Your approach is perfectly fine. The probability of getting the first head in the $n$th trial is $\frac{1}{2^n}$, so we have $$ \mathbb{E}(x) = \sum_{ n \geq 1} \frac{n}{2^n}. $$ This infinite sum can be calculated in the following way: first note that $ \frac{1}{1-x} = \sum_{n \geq 0} x^n $ for $|x|<1$. Differentiating both sides yields $$ \frac{1}{(1-x)^2} = \sum_{n \geq 0} n x^{n-1} = \sum_{n \geq 1} n x^{n-1} = \frac1x \sum_{n \geq 1} n x^n. $$ Pluggin in $x = \frac12$ yields $4 = 2 \sum_{n \geq 1} \frac{n}{2^n} = 2 \mathbb{E}(x)$, or $\mathbb{E}(x) = 2$.

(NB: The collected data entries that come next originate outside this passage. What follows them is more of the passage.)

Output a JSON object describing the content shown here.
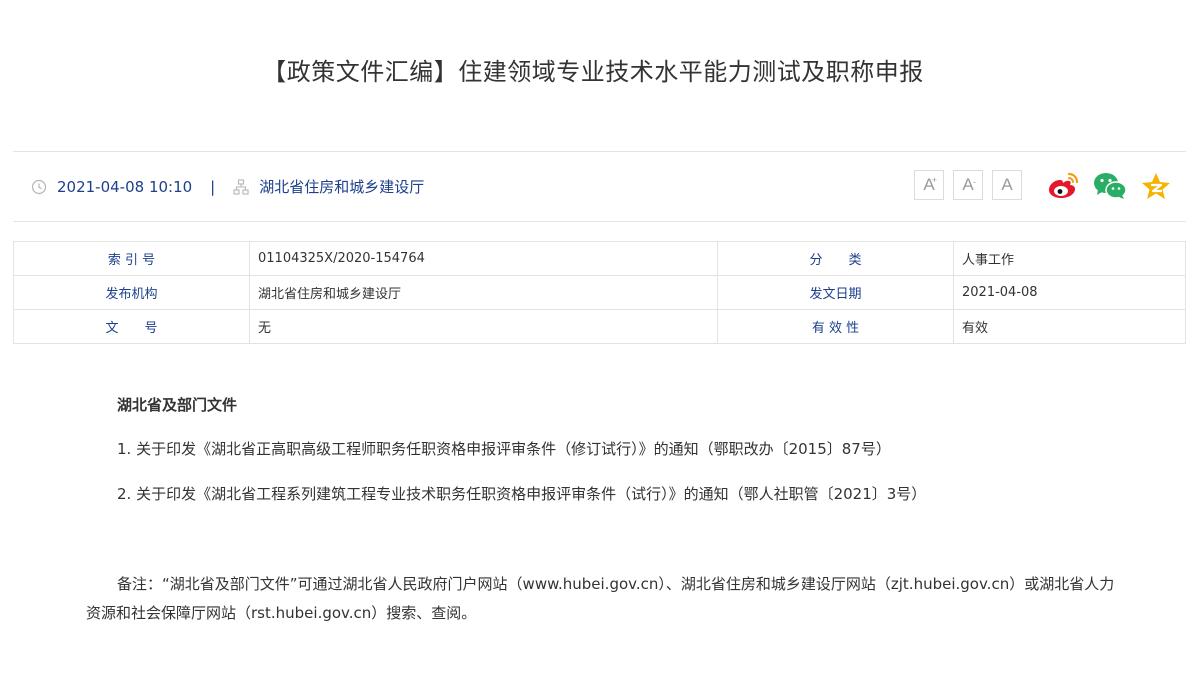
{
  "page": {
    "title": "【政策文件汇编】住建领域专业技术水平能力测试及职称申报"
  },
  "meta": {
    "datetime": "2021-04-08 10:10",
    "separator": "|",
    "source": "湖北省住房和城乡建设厅",
    "font_buttons": [
      "A",
      "A",
      "A"
    ],
    "share_icons": [
      "weibo-icon",
      "wechat-icon",
      "qzone-icon"
    ],
    "colors": {
      "link": "#1d3f8c",
      "weibo": "#e6162d",
      "wechat": "#2aae67",
      "qzone": "#f5b400"
    }
  },
  "info_table": {
    "rows": [
      {
        "label1": "索 引 号",
        "value1": "01104325X/2020-154764",
        "label2": "分　　类",
        "value2": "人事工作"
      },
      {
        "label1": "发布机构",
        "value1": "湖北省住房和城乡建设厅",
        "label2": "发文日期",
        "value2": "2021-04-08"
      },
      {
        "label1": "文　　号",
        "value1": "无",
        "label2": "有 效 性",
        "value2": "有效"
      }
    ]
  },
  "content": {
    "section_title": "湖北省及部门文件",
    "items": [
      "1. 关于印发《湖北省正高职高级工程师职务任职资格申报评审条件（修订试行）》的通知（鄂职改办〔2015〕87号）",
      "2. 关于印发《湖北省工程系列建筑工程专业技术职务任职资格申报评审条件（试行）》的通知（鄂人社职管〔2021〕3号）"
    ],
    "note": "备注：“湖北省及部门文件”可通过湖北省人民政府门户网站（www.hubei.gov.cn）、湖北省住房和城乡建设厅网站（zjt.hubei.gov.cn）或湖北省人力资源和社会保障厅网站（rst.hubei.gov.cn）搜索、查阅。"
  }
}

The recursive solution goes, I think, as follows: let $\mathbb{E}(x)$ be the expected number of trials needed. Then the expected number of trials needed after the first trial, given that it was not heads, is also $\mathbb{E}(x)$. In other words, the expected (total) number of trials is $\mathbb{E}(x)+1$ in that case. This gives the equation $$ \mathbb{E}(x) = \frac12 + \frac12(\mathbb{E}(x)+1)$$ which gives the same answer $\mathbb{E}(x) = 2$.

Answer 3

To make ends meet... You have been explained by several users that, looking at the toss process itself, one sees that the expectation $E(X)$, that you know is $E(X)=S$, with $$S=\sum_{n\geqslant1}\frac{n}{2^n},$$ solves the relation $$E(X)=1+\frac12E(X).$$ It happens that one can also show directly that $$S=1+\frac12S,$$ this relation following from a shift of indexes. To do so, note that $S=R+T$ with $$R=\sum_{n\geqslant1}\frac{1}{2^n},\qquad T=\sum_{n\geqslant1}\frac{n-1}{2^n}, $$ hence, using the change of variable $n=k+1$, $$T=\sum_{k\geqslant0}\frac{k}{2^{k+1}}=\frac12\sum_{k\geqslant0}\frac{k}{2^k}=\frac12\sum_{k\geqslant1}\frac{k}{2^k}=\frac12S,$$ hence the proof would be complete if one knew that $$R=1.$$ To show this, use the same trick once again, that is, note that $$R=\frac12+\sum_{n\geqslant2}\frac{1}{2^n}=\frac12+\sum_{k\geqslant1}\frac{1}{2^{k+1}}=\frac12+\frac12\sum_{k\geqslant1}\frac{1}{2^{k}}==\frac12+\frac12R,$$ hence the proof that $S=2$ is complete.